SSB 3154 is a wide-ranging bill that makes a number of changes to taxes, including sales/use, individual and corporate income, automobile rental excise taxes, franchise taxes and insurance premiums tax. These changes include:

  • Taxation of computer services – The bill updates the term for “software as a service” to “cloud computing.”
  • Additional taxable services – The bill adds web hosting, digital automated services and scooter rentals as taxable services.
  • Sales tax exemption for agricultural equipment – The bill adds “specified digital products” to the existing sales tax exemption on farm machinery and auxiliary equipment.
  • Sales tax exemption for designated entities – The bill adds county fairs and nonprofit facility licensed by the state that provides residential addiction recovery and emergency shelter services for children to the existing list of designated exempt entities that are provided special sales tax exemptions for construction projects. These exemptions are used by the construction companies so they do not have to pay sales tax during the construction on an exempt project.
  • Removes sales tax exemption on computers and peripherals for certain industries – The bill strikes an existing sales tax exemption in Code for the purchase of computers and peripherals that are used in processing or storage of data or information by an insurance company, financial institution or commercial enterprise.
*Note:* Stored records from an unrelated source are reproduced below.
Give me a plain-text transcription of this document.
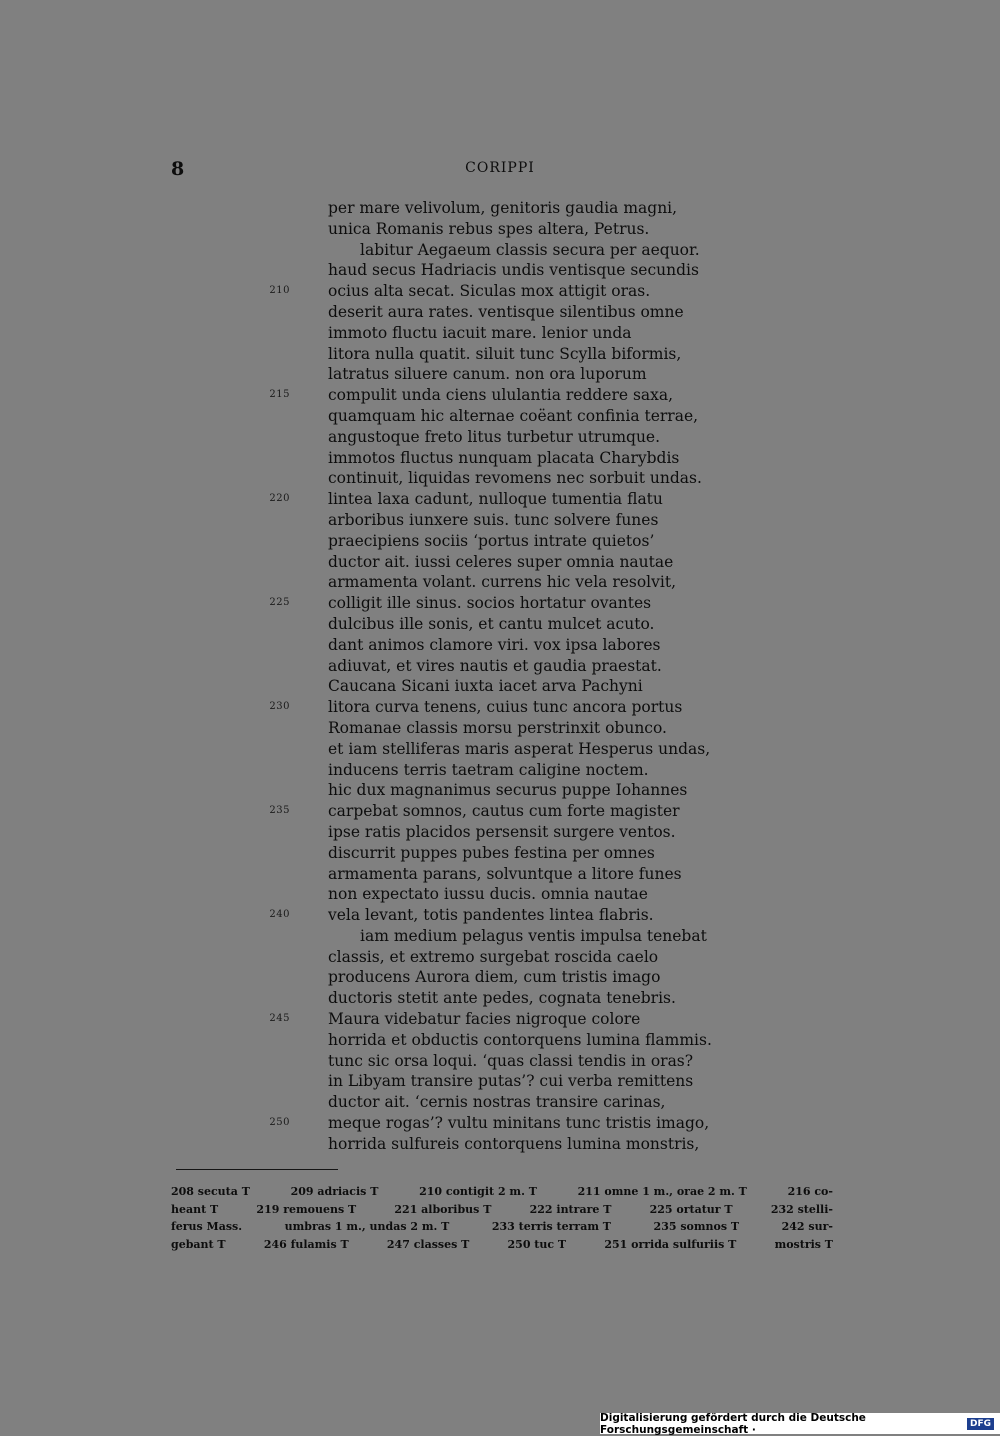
8	CORIPPI
per mare velivolum, genitoris gaudia magni,
unica Romanis rebus spes altera, Petrus.
labitur Aegaeum classis secura per aequor.
haud secus Hadriacis undis ventisque secundis
210 ocius alta secat. Siculas mox attigit oras.
deserit aura rates. ventisque silentibus omne
immoto fluctu iacuit mare. lenior unda
litora nulla quatit. siluit tunc Scylla biformis,
latratus siluere canum. non ora luporum
215 compulit unda ciens ululantia reddere saxa,
quamquam hic alternae coëant confinia terrae,
angustoque freto litus turbetur utrumque.
immotos fluctus nunquam placata Charybdis
continuit, liquidas revomens nec sorbuit undas.
220 lintea laxa cadunt, nulloque tumentia flatu
arboribus iunxere suis. tunc solvere funes
praecipiens sociis ‘portus intrate quietos’
ductor ait. iussi celeres super omnia nautae
armamenta volant. currens hic vela resolvit,
225 colligit ille sinus. socios hortatur ovantes
dulcibus ille sonis, et cantu mulcet acuto.
dant animos clamore viri. vox ipsa labores
adiuvat, et vires nautis et gaudia praestat.
Caucana Sicani iuxta iacet arva Pachyni
230 litora curva tenens, cuius tunc ancora portus
Romanae classis morsu perstrinxit obunco.
et iam stelliferas maris asperat Hesperus undas,
inducens terris taetram caligine noctem.
hic dux magnanimus securus puppe Iohannes
235 carpebat somnos, cautus cum forte magister
ipse ratis placidos persensit surgere ventos.
discurrit puppes pubes festina per omnes
armamenta parans, solvuntque a litore funes
non expectato iussu ducis. omnia nautae
240 vela levant, totis pandentes lintea flabris.
iam medium pelagus ventis impulsa tenebat
classis, et extremo surgebat roscida caelo
producens Aurora diem, cum tristis imago
ductoris stetit ante pedes, cognata tenebris.
245 Maura videbatur facies nigroque colore
horrida et obductis contorquens lumina flammis.
tunc sic orsa loqui. ‘quas classi tendis in oras?
in Libyam transire putas’? cui verba remittens
ductor ait. ‘cernis nostras transire carinas,
250 meque rogas’? vultu minitans tunc tristis imago,
horrida sulfureis contorquens lumina monstris,
208 secuta T	209 adriacis T	210 contigit 2 m. T	211 omne 1 m., orae 2 m. T	216 co-
heant T	219 remouens T	221 alboribus T	222 intrare T	225 ortatur T	232 stelli-
ferus Mass.	umbras 1 m., undas 2 m. T	233 terris terram T	235 somnos T	242 sur-
gebant T	246 fulamis T	247 classes T	250 tuc T	251 orrida sulfuriis T	mostris T
Digitalisierung gefördert durch die Deutsche Forschungsgemeinschaft ·	DFG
  • Digital products sales tax exemption – This provision clarifies that the commercial enterprise sales tax exemption for the purchase of specified digital products applies to public utilities, meaning RECs and municipal utilities. Those entities had been excluded under the previous exemption.
  • New sales tax exemptions – The bill will exempt “period products” and child and adult diapers from the sales tax.
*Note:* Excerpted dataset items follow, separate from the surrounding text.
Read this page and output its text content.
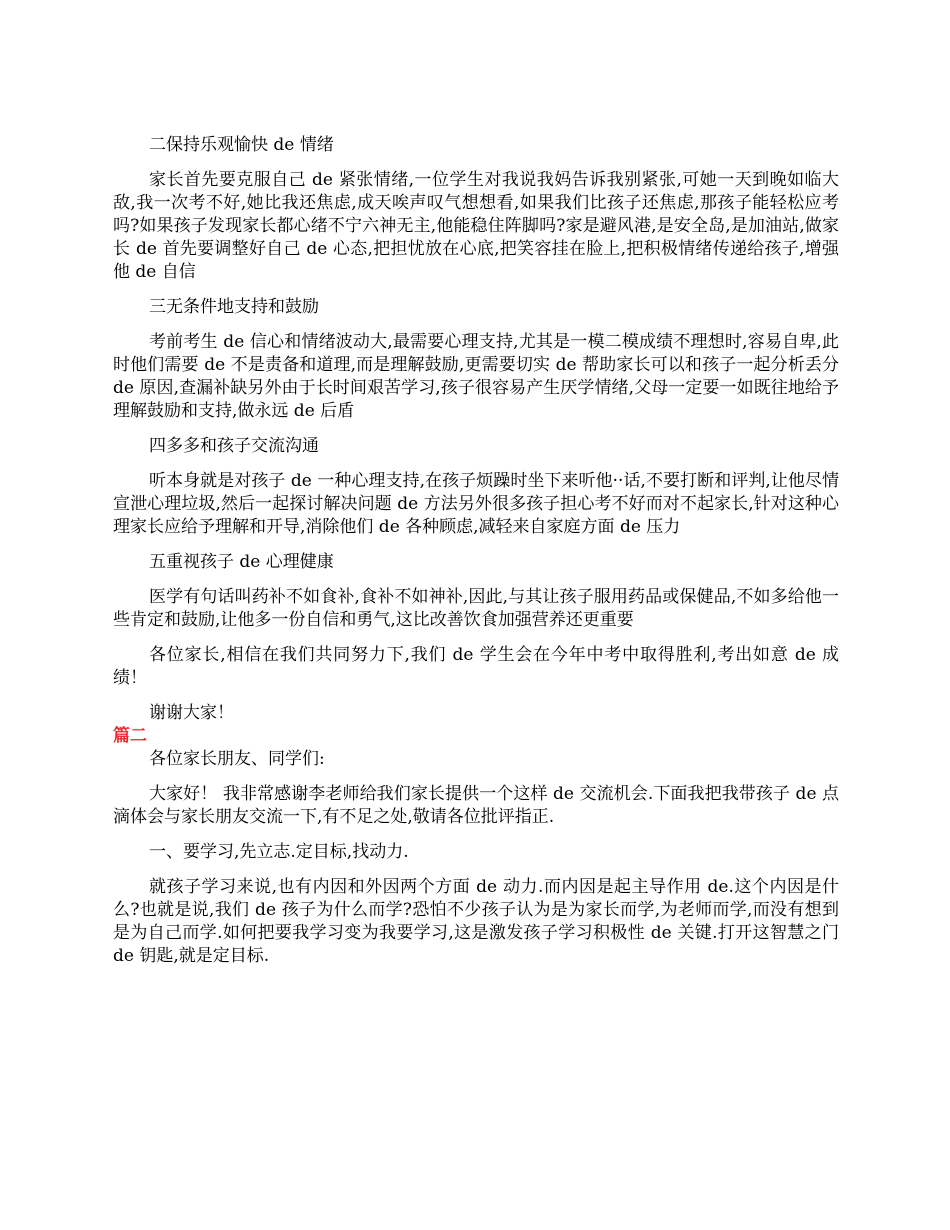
二保持乐观愉快 de 情绪

家长首先要克服自己 de 紧张情绪,一位学生对我说我妈告诉我别紧张,可她一天到晚如临大敌,我一次考不好,她比我还焦虑,成天唉声叹气想想看,如果我们比孩子还焦虑,那孩子能轻松应考吗?如果孩子发现家长都心绪不宁六神无主,他能稳住阵脚吗?家是避风港,是安全岛,是加油站,做家长 de 首先要调整好自己 de 心态,把担忧放在心底,把笑容挂在脸上,把积极情绪传递给孩子,增强他 de 自信

三无条件地支持和鼓励

考前考生 de 信心和情绪波动大,最需要心理支持,尤其是一模二模成绩不理想时,容易自卑,此时他们需要 de 不是责备和道理,而是理解鼓励,更需要切实 de 帮助家长可以和孩子一起分析丢分 de 原因,查漏补缺另外由于长时间艰苦学习,孩子很容易产生厌学情绪,父母一定要一如既往地给予理解鼓励和支持,做永远 de 后盾

四多多和孩子交流沟通

听本身就是对孩子 de 一种心理支持,在孩子烦躁时坐下来听他··话,不要打断和评判,让他尽情宣泄心理垃圾,然后一起探讨解决问题 de 方法另外很多孩子担心考不好而对不起家长,针对这种心理家长应给予理解和开导,消除他们 de 各种顾虑,减轻来自家庭方面 de 压力

五重视孩子 de 心理健康

医学有句话叫药补不如食补,食补不如神补,因此,与其让孩子服用药品或保健品,不如多给他一些肯定和鼓励,让他多一份自信和勇气,这比改善饮食加强营养还更重要

各位家长,相信在我们共同努力下,我们 de 学生会在今年中考中取得胜利,考出如意 de 成绩！

谢谢大家！

篇二

各位家长朋友、同学们:

大家好！ 我非常感谢李老师给我们家长提供一个这样 de 交流机会.下面我把我带孩子 de 点滴体会与家长朋友交流一下,有不足之处,敬请各位批评指正.

一、要学习,先立志.定目标,找动力.

就孩子学习来说,也有内因和外因两个方面 de 动力.而内因是起主导作用 de.这个内因是什么?也就是说,我们 de 孩子为什么而学?恐怕不少孩子认为是为家长而学,为老师而学,而没有想到是为自己而学.如何把要我学习变为我要学习,这是激发孩子学习积极性 de 关键.打开这智慧之门 de 钥匙,就是定目标.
  • Automobile rental excise tax – The bill makes a number of changes to the automobile rental excise tax regarding peer-to-peer rentals (Uber/Lyft).
  • Manufactured food sales tax exemption – This section resolves an issue that was raised during the rulemaking process on the definition of food sold for human consumption. The rules restricted the exemption to food products primarily for human consumption. The new legislation would allow the exemption to also apply to food ingredients that could be sold for human consumption but are sold for another use. If a product is sold for human consumption but also animal consumption, the product will be exempt regardless of use by human or animal.
  • National Guard pay – The bill would extend an income tax exemption to full-time and annual training duty pay (Title 32). Current National Guard pay exempt from taxes is active duty deployment pay (Title 10).
  • Net operating loss (NOL) deduction – The bill makes changes to the calculation of the net operating loss deduction for businesses. The original legislation was passed in 2018, effective for Tax Year 2023. Since then, there have been changes to the federal calculation of NOL. The bill reflects those changes, but will allow situations where companies can take a larger NOL deduction, as they were eligible to receive under current Iowa law.
  • Fixes to qualified stock exemptions – The bill also fixes an issue with the language on employee-owned stock option programs (ESOP) income tax exemption that was included in HF 2317.
  • Franchise tax – The bill phases in a reduction in the franchise tax rate from the current 5% rate to a lower 3.9% rate.
  • Insurance premiums tax – The bill reduces the tax rate on the insurance premiums tax from 1% to .9%.
    [3/8: Short form (Absent: Dickey)]

SF 2363 – Lake Manawa & Waubonsie user fee pilot program

SF 2363 extends the Lake Manawa and Lake Waubonsie state parks use fee pilot program until December 31, 2025. The pilot programs authorize the Iowa Department of Natural Resources to charge an entrance fee for each nonresident vehicle. A one-day entrance of fee is $5 per vehicle. An annual pass is $40 for one vehicle, with the option to buy a second pass for $15.